Between our own Baptismal Covenant and the Catechism, there are things you and I promise to do. How are you at resisting evil? Do you actively proclaim in word and deed the good news of God in Christ? Do you strive for justice? Do you respect the dignity of EVERY human being? Do you gather in worship every week? Do you work, pray, and give for the spread of the kingdom? The Exhortation calls us to examine our lives and conduct to perceive where we have offended. Do you do that on a regular basis? Have you arranged for an individual confession? And the list goes on.

These are all things for which we can probably justify why we haven't been consistent. Or that we do more than someone else, so we aren't that bad. I think this is exactly what the Pharisee was doing – “Look at everything I do and how much better I am than those other people.”

Next to the Pharisee was a tax collector. He also has rules he must live by, but when it comes to God he has fallen woefully short, and he knows this. I can imagine him listening to the Pharisee and thinking, “I am all of those things he is not, and for that I repent and ask for God's mercy.”
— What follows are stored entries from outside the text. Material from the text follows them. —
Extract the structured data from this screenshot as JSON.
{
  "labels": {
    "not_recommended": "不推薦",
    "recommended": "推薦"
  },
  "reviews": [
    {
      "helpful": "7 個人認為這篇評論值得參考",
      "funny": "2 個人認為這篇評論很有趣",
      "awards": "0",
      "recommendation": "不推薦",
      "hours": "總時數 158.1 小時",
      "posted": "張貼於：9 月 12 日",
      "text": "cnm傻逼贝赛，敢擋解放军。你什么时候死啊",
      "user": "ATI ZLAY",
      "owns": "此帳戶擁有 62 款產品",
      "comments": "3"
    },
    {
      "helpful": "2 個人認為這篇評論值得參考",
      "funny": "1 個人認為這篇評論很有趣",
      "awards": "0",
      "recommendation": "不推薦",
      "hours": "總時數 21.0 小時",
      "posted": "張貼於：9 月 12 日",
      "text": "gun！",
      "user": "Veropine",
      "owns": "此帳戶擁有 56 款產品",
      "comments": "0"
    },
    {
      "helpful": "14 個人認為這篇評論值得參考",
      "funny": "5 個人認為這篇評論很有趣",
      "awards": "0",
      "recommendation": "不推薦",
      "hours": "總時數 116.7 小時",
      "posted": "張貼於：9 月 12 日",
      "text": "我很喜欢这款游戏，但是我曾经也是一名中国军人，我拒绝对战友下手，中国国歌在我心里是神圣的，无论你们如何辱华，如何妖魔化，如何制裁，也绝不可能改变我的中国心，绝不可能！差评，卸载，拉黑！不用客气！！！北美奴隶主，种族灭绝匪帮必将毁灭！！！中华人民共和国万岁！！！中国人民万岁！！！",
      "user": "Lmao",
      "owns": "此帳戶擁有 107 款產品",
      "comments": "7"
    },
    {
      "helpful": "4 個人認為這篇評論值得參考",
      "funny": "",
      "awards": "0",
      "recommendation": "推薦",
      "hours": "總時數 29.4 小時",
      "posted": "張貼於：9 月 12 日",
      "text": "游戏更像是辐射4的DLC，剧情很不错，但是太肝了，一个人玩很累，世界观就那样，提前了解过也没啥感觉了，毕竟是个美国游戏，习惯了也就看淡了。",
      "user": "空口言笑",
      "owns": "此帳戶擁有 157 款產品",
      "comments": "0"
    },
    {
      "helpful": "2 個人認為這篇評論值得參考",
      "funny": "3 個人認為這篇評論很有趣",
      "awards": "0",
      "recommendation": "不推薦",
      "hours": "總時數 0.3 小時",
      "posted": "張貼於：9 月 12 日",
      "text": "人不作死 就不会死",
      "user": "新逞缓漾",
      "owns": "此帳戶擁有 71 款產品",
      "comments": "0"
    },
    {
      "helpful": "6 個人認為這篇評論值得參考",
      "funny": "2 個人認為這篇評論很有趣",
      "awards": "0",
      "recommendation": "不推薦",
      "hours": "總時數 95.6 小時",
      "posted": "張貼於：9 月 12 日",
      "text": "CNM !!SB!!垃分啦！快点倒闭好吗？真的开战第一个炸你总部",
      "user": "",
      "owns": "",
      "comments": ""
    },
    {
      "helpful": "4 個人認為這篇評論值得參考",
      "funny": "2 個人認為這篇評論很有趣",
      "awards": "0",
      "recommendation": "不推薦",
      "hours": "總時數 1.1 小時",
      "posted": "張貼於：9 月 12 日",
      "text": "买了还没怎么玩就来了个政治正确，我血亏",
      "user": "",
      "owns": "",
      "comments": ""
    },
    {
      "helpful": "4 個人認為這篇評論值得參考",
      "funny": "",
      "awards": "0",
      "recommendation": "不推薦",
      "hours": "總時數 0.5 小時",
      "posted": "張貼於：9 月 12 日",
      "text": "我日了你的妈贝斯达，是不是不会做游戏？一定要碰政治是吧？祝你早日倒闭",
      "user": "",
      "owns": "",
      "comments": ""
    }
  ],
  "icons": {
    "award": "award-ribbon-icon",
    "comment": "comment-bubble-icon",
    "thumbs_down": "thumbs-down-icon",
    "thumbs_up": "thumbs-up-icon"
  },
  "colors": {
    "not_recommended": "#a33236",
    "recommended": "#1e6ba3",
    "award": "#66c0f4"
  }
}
Here is where I think about art. You, maybe like me, may think art is neat and beautiful. And it is when we think about famous paintings or sculptures or music. Paintings like Jan van Eyck's Arnolfini Portrait, or Michelangelo's David, or the Beatles' Sgt. Pepper's Lonely Hearts Club Band album.

But have you ever seen an artist's studio? It's messy. Paint cans are strewn all over. There's paint on the floor and on the painter's hands, clothes, and maybe hair. Or there are chunks of marble laying around with dust everywhere. Not to mention pieces of a sculpture that went wrong. Do you know it took almost 334 hours in the recording studio to produce Sgt. Pepper?

Art is messy and it takes work. We humans are messy and we take work. Discipleship is messy and it takes work. Following Jesus and discipleship is more than following a set of neat and tidy rules. I think part of following Christ is listening for what speaks to you, how you hear your call, and doing all you can to bring it to fruition.

To paraphrase St. Paul: Not all of us are sculptors, not all of us are painters, not all are musicians. If all were painters, where would the music be?

Discipleship is not always about following a set of rules like the Pharisee tried to do. Discipleship is more like art: often messy and full of mistakes, just like the tax collector acknowledged. Our faith and discipleship shouldn't be a science fair bound by rules and judges. Our faith and discipleship should be more like an art festival with a variety of beautiful projects where we have not only given our best, but acknowledged where we have made mistakes.

In a world full of rules and people shouting, “Look at me,” let us be artists who say, “Here I am.”